Asalam alaikum everyone!
This week, the community that I am working within had two Janazahs (Islamic funerals). The individuals who passed were both Muslim, but the family and friends that had attended each Janazah were noticeably more diverse.
During the ceremony for Brother “Ahmed,” I observed Muslim brothers and sisters dressed in traditional Nation of Islam clothing. The brothers were dressed in sharp black suits and the sisters in traditional white dresses. I enjoyed hearing about all the great stories and history that this brother was a part of. I listened as Ahmed’s wife reflected on their time together, as Ahmed’s children reminisced about the good times, and as Ahmed’s grandchildren cried at the stand wishing that they could have a little more time together.
During the ceremony for Brother “Adam,” I observed a diverse array of Muslims and Christians in the Masjid all mourning the loss of Adam. I saw Adam’s friends and family all come together to pray and celebrate Adam’s life regardless of religion or background. And again, I listened as Adam’s wife reflected on their time together, as Adam’s children reminisced about the good times, and as Adam’s grandchildren cried at the stand wishing that they could have a little more time together.
Ahmed’s Janazah emphasized the rich and vast history of Islam in the community, and Adam’s Janazah emphasized the beautiful diversity that is flourishing in the community. Most importantly, however, both Janazahs emphasized the importance of coming together and family.
That’s the beauty of the community that DREAM serves.

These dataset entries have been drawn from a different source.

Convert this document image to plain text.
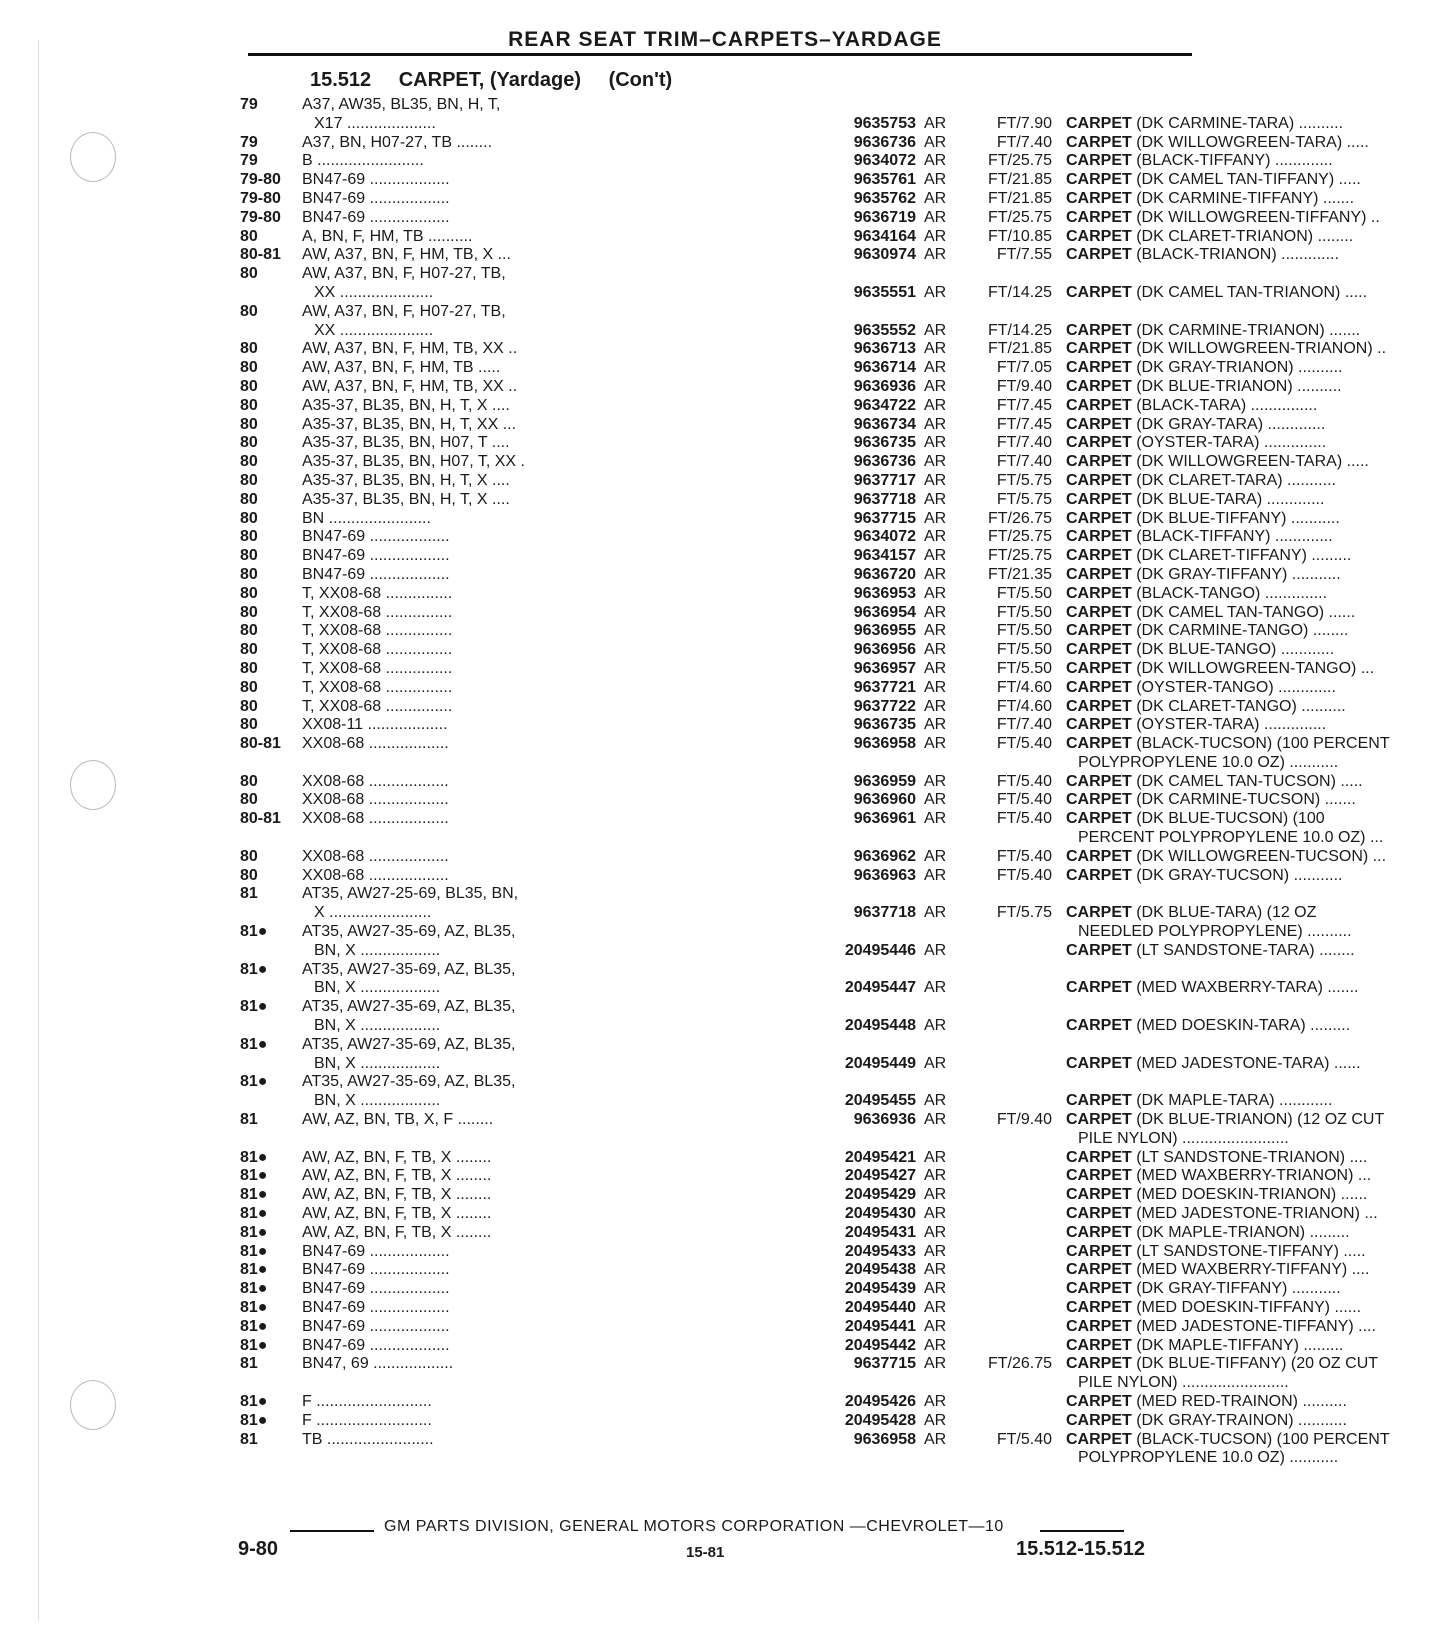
REAR SEAT TRIM–CARPETS–YARDAGE
15.512 CARPET, (Yardage) (Con't)
79	A37, AW35, BL35, BN, H, T,
X17 ....................	9635753 AR	FT/7.90 CARPET (DK CARMINE-TARA) ..........
79	A37, BN, H07-27, TB ........	9636736 AR	FT/7.40 CARPET (DK WILLOWGREEN-TARA) .....
79	B ........................	9634072 AR	FT/25.75 CARPET (BLACK-TIFFANY) .............
79-80	BN47-69 ..................	9635761 AR	FT/21.85 CARPET (DK CAMEL TAN-TIFFANY) .....
79-80	BN47-69 ..................	9635762 AR	FT/21.85 CARPET (DK CARMINE-TIFFANY) .......
79-80	BN47-69 ..................	9636719 AR	FT/25.75 CARPET (DK WILLOWGREEN-TIFFANY) ..
80	A, BN, F, HM, TB ..........	9634164 AR	FT/10.85 CARPET (DK CLARET-TRIANON) ........
80-81	AW, A37, BN, F, HM, TB, X ...	9630974 AR	FT/7.55 CARPET (BLACK-TRIANON) .............
80	AW, A37, BN, F, H07-27, TB,
XX .....................	9635551 AR	FT/14.25 CARPET (DK CAMEL TAN-TRIANON) .....
80	AW, A37, BN, F, H07-27, TB,
XX .....................	9635552 AR	FT/14.25 CARPET (DK CARMINE-TRIANON) .......
80	AW, A37, BN, F, HM, TB, XX ..	9636713 AR	FT/21.85 CARPET (DK WILLOWGREEN-TRIANON) ..
80	AW, A37, BN, F, HM, TB .....	9636714 AR	FT/7.05 CARPET (DK GRAY-TRIANON) ..........
80	AW, A37, BN, F, HM, TB, XX ..	9636936 AR	FT/9.40 CARPET (DK BLUE-TRIANON) ..........
80	A35-37, BL35, BN, H, T, X ....	9634722 AR	FT/7.45 CARPET (BLACK-TARA) ...............
80	A35-37, BL35, BN, H, T, XX ...	9636734 AR	FT/7.45 CARPET (DK GRAY-TARA) .............
80	A35-37, BL35, BN, H07, T ....	9636735 AR	FT/7.40 CARPET (OYSTER-TARA) ..............
80	A35-37, BL35, BN, H07, T, XX .	9636736 AR	FT/7.40 CARPET (DK WILLOWGREEN-TARA) .....
80	A35-37, BL35, BN, H, T, X ....	9637717 AR	FT/5.75 CARPET (DK CLARET-TARA) ...........
80	A35-37, BL35, BN, H, T, X ....	9637718 AR	FT/5.75 CARPET (DK BLUE-TARA) .............
80	BN .......................	9637715 AR	FT/26.75 CARPET (DK BLUE-TIFFANY) ...........
80	BN47-69 ..................	9634072 AR	FT/25.75 CARPET (BLACK-TIFFANY) .............
80	BN47-69 ..................	9634157 AR	FT/25.75 CARPET (DK CLARET-TIFFANY) .........
80	BN47-69 ..................	9636720 AR	FT/21.35 CARPET (DK GRAY-TIFFANY) ...........
80	T, XX08-68 ...............	9636953 AR	FT/5.50 CARPET (BLACK-TANGO) ..............
80	T, XX08-68 ...............	9636954 AR	FT/5.50 CARPET (DK CAMEL TAN-TANGO) ......
80	T, XX08-68 ...............	9636955 AR	FT/5.50 CARPET (DK CARMINE-TANGO) ........
80	T, XX08-68 ...............	9636956 AR	FT/5.50 CARPET (DK BLUE-TANGO) ............
80	T, XX08-68 ...............	9636957 AR	FT/5.50 CARPET (DK WILLOWGREEN-TANGO) ...
80	T, XX08-68 ...............	9637721 AR	FT/4.60 CARPET (OYSTER-TANGO) .............
80	T, XX08-68 ...............	9637722 AR	FT/4.60 CARPET (DK CLARET-TANGO) ..........
80	XX08-11 ..................	9636735 AR	FT/7.40 CARPET (OYSTER-TARA) ..............
80-81	XX08-68 ..................	9636958 AR	FT/5.40 CARPET (BLACK-TUCSON) (100 PERCENT
POLYPROPYLENE 10.0 OZ) ...........
80	XX08-68 ..................	9636959 AR	FT/5.40 CARPET (DK CAMEL TAN-TUCSON) .....
80	XX08-68 ..................	9636960 AR	FT/5.40 CARPET (DK CARMINE-TUCSON) .......
80-81	XX08-68 ..................	9636961 AR	FT/5.40 CARPET (DK BLUE-TUCSON) (100
PERCENT POLYPROPYLENE 10.0 OZ) ...
80	XX08-68 ..................	9636962 AR	FT/5.40 CARPET (DK WILLOWGREEN-TUCSON) ...
80	XX08-68 ..................	9636963 AR	FT/5.40 CARPET (DK GRAY-TUCSON) ...........
81	AT35, AW27-25-69, BL35, BN,
X .......................	9637718 AR	FT/5.75 CARPET (DK BLUE-TARA) (12 OZ
NEEDLED POLYPROPYLENE) ..........
81●	AT35, AW27-35-69, AZ, BL35,
BN, X ..................	20495446 AR	CARPET (LT SANDSTONE-TARA) ........
81●	AT35, AW27-35-69, AZ, BL35,
BN, X ..................	20495447 AR	CARPET (MED WAXBERRY-TARA) .......
81●	AT35, AW27-35-69, AZ, BL35,
BN, X ..................	20495448 AR	CARPET (MED DOESKIN-TARA) .........
81●	AT35, AW27-35-69, AZ, BL35,
BN, X ..................	20495449 AR	CARPET (MED JADESTONE-TARA) ......
81●	AT35, AW27-35-69, AZ, BL35,
BN, X ..................	20495455 AR	CARPET (DK MAPLE-TARA) ............
81	AW, AZ, BN, TB, X, F ........	9636936 AR	FT/9.40 CARPET (DK BLUE-TRIANON) (12 OZ CUT
PILE NYLON) ........................
81●	AW, AZ, BN, F, TB, X ........	20495421 AR	CARPET (LT SANDSTONE-TRIANON) ....
81●	AW, AZ, BN, F, TB, X ........	20495427 AR	CARPET (MED WAXBERRY-TRIANON) ...
81●	AW, AZ, BN, F, TB, X ........	20495429 AR	CARPET (MED DOESKIN-TRIANON) ......
81●	AW, AZ, BN, F, TB, X ........	20495430 AR	CARPET (MED JADESTONE-TRIANON) ...
81●	AW, AZ, BN, F, TB, X ........	20495431 AR	CARPET (DK MAPLE-TRIANON) .........
81●	BN47-69 ..................	20495433 AR	CARPET (LT SANDSTONE-TIFFANY) .....
81●	BN47-69 ..................	20495438 AR	CARPET (MED WAXBERRY-TIFFANY) ....
81●	BN47-69 ..................	20495439 AR	CARPET (DK GRAY-TIFFANY) ...........
81●	BN47-69 ..................	20495440 AR	CARPET (MED DOESKIN-TIFFANY) ......
81●	BN47-69 ..................	20495441 AR	CARPET (MED JADESTONE-TIFFANY) ....
81●	BN47-69 ..................	20495442 AR	CARPET (DK MAPLE-TIFFANY) .........
81	BN47, 69 ..................	9637715 AR	FT/26.75 CARPET (DK BLUE-TIFFANY) (20 OZ CUT
PILE NYLON) ........................
81●	F ..........................	20495426 AR	CARPET (MED RED-TRAINON) ..........
81●	F ..........................	20495428 AR	CARPET (DK GRAY-TRAINON) ...........
81	TB ........................	9636958 AR	FT/5.40 CARPET (BLACK-TUCSON) (100 PERCENT
POLYPROPYLENE 10.0 OZ) ...........
GM PARTS DIVISION, GENERAL MOTORS CORPORATION —CHEVROLET—10
9-80	15-81	15.512-15.512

And it is such an honor and privilege to be working on a project where we get to capture both the history and diversity of this neighborly community. We get to capture the stories of passionate community leaders, wise community elders, and hopeful community youth. It is a project that aims to engage, empower, and educate a whole community regardless of background, race, and religion.
Through the community based participatory research that DREAM is doing with Dr. Alisa Perkins’ project, I get to learn about the history of the community by the people with the lived experience to teach it. I get to see firsthand the work that is being done by the people who call this community home. In a city where highways were built to divide, I get to witness a community come together for the shared goal of revitalization with the dream of building a thriving and sustainable neighborhood.